It’s one of two possibilities. One, it’s a candid and honest admission by Justin Trudeau about one of Justin Trudeau’s shortcomings, for which he deserves credit. Or, two, it’s a bit of pre-conditioning – some inoculation – against future verbal gaffes. Which is shrewd, and for which he also deserves credit.
Either way, there’s no downside – and a fair amount of upside – to giving such a year-end interview. He wins either way.
As the cliché suggests, there’s always a but. Mine is this, drawn from one of my books, The War Room:
“To evaluate the effectiveness of a political story or advertisement, I always watch it with the sound off. That way, I’m forced to consider the visual impact for what is a visual medium. Franklin Delano Roosevelt, for instance, understand the power of image — he allowed the media to take many pictures of him during his twelve years in the White House, but never wearing the braces that he was forced to wear after being struck with polio.

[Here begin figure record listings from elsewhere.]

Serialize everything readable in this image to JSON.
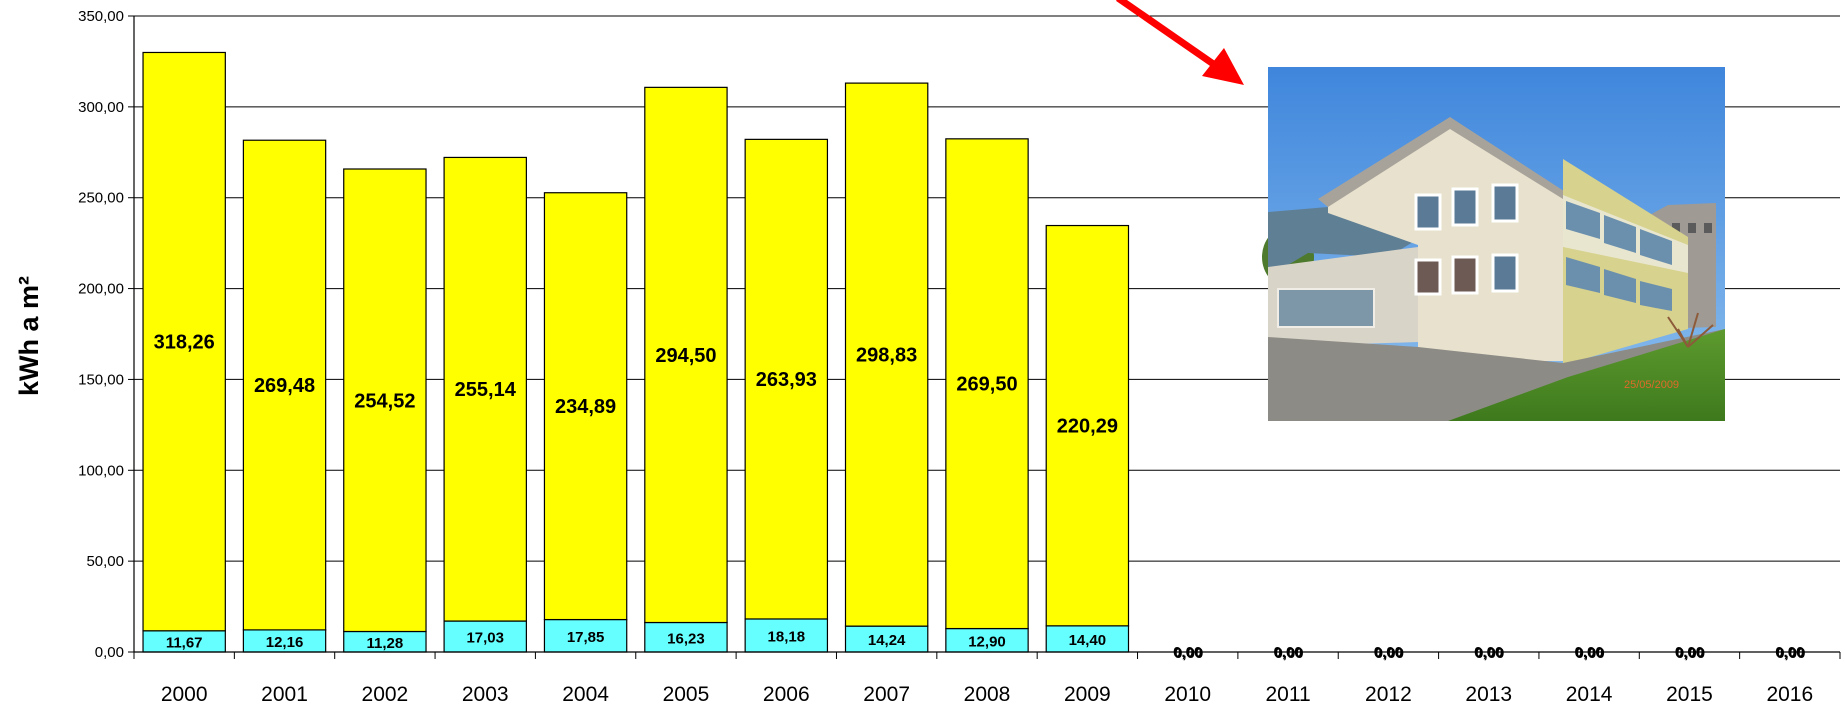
{
  "chart_data": {
    "type": "bar",
    "stacked": true,
    "ylabel": "kWh a m²",
    "ylim": [
      0,
      350
    ],
    "yticks": [
      "0,00",
      "50,00",
      "100,00",
      "150,00",
      "200,00",
      "250,00",
      "300,00",
      "350,00"
    ],
    "grid": true,
    "categories": [
      "2000",
      "2001",
      "2002",
      "2003",
      "2004",
      "2005",
      "2006",
      "2007",
      "2008",
      "2009",
      "2010",
      "2011",
      "2012",
      "2013",
      "2014",
      "2015",
      "2016"
    ],
    "series": [
      {
        "color": "#66ffff",
        "values": [
          11.67,
          12.16,
          11.28,
          17.03,
          17.85,
          16.23,
          18.18,
          14.24,
          12.9,
          14.4,
          0,
          0,
          0,
          0,
          0,
          0,
          0
        ],
        "labels": [
          "11,67",
          "12,16",
          "11,28",
          "17,03",
          "17,85",
          "16,23",
          "18,18",
          "14,24",
          "12,90",
          "14,40",
          "0,00",
          "0,00",
          "0,00",
          "0,00",
          "0,00",
          "0,00",
          "0,00"
        ]
      },
      {
        "color": "#ffff00",
        "values": [
          318.26,
          269.48,
          254.52,
          255.14,
          234.89,
          294.5,
          263.93,
          298.83,
          269.5,
          220.29,
          0,
          0,
          0,
          0,
          0,
          0,
          0
        ],
        "labels": [
          "318,26",
          "269,48",
          "254,52",
          "255,14",
          "234,89",
          "294,50",
          "263,93",
          "298,83",
          "269,50",
          "220,29",
          "0,00",
          "0,00",
          "0,00",
          "0,00",
          "0,00",
          "0,00",
          "0,00"
        ]
      }
    ],
    "annotations": {
      "arrow_color": "#ff0000",
      "photo_date": "25/05/2009"
    }
  }
}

So, too, Ronald Reagan’s former advisor, Michael Deaver, who was obsessed with television images: “I have always believed that impressions are more important than specific acts or issues … I believe TV is a great boon to us in judging our leaders. It lets us see all the dimensions that, in the past, people could only see in person: the body language, the dilation of the eye, the way they perspire. We see them when they are tired, worried, under great crises. If television focuses on somebody every day, it shows all the dimensions.”
I didn’t like Ronald Reagan’s policies, and I didn’t like what Deaver did on Reagan’s behalf. But his observation about “impressions” is a credo I live by. It’s what I tell my clients, too.
When it comes to your public reputation, what matters most isn’t facts. It is impressions – the impressions of you that are built up over time by ongoing media coverage. Some judgments are made on the basis of a single story, to be sure. But, mostly, citizens form judgments after looking at, or reading, a lot of stories over a period of time. No single fact typically sways public opinion (which is why scandal stuff rarely sways public opinion, but that’s a post for another day). Shared impressions acquired over time, however? Those matter.
That’s the risk Justin Trudeau runs, here. Whether he and his team are aware of it or not, they are presently creating impressions about Justin’s suitability to be Prime Minister. Personally, I know he’d be a fine Prime Minister – but I like people who are iconoclasts, and colourful, and who take risks, and who refuse to be J. Alfred Prufrock. It’s how I’ve lived my own life, in fact.
But I’m not running to be Prime Minister. So, Justin and Gerald and Cyrus and a small group of others need to consider this:
What do Canadians want in a Prime Minister? If their near-decade of support for Stephen Harper is any indication, they have lately wanted a Tim Hortons-loving, hockey Dad Everyman. So, ipso facto, are the impressions being created by Team Trudeau going to help Justin Trudeau ultimately become Prime Minister?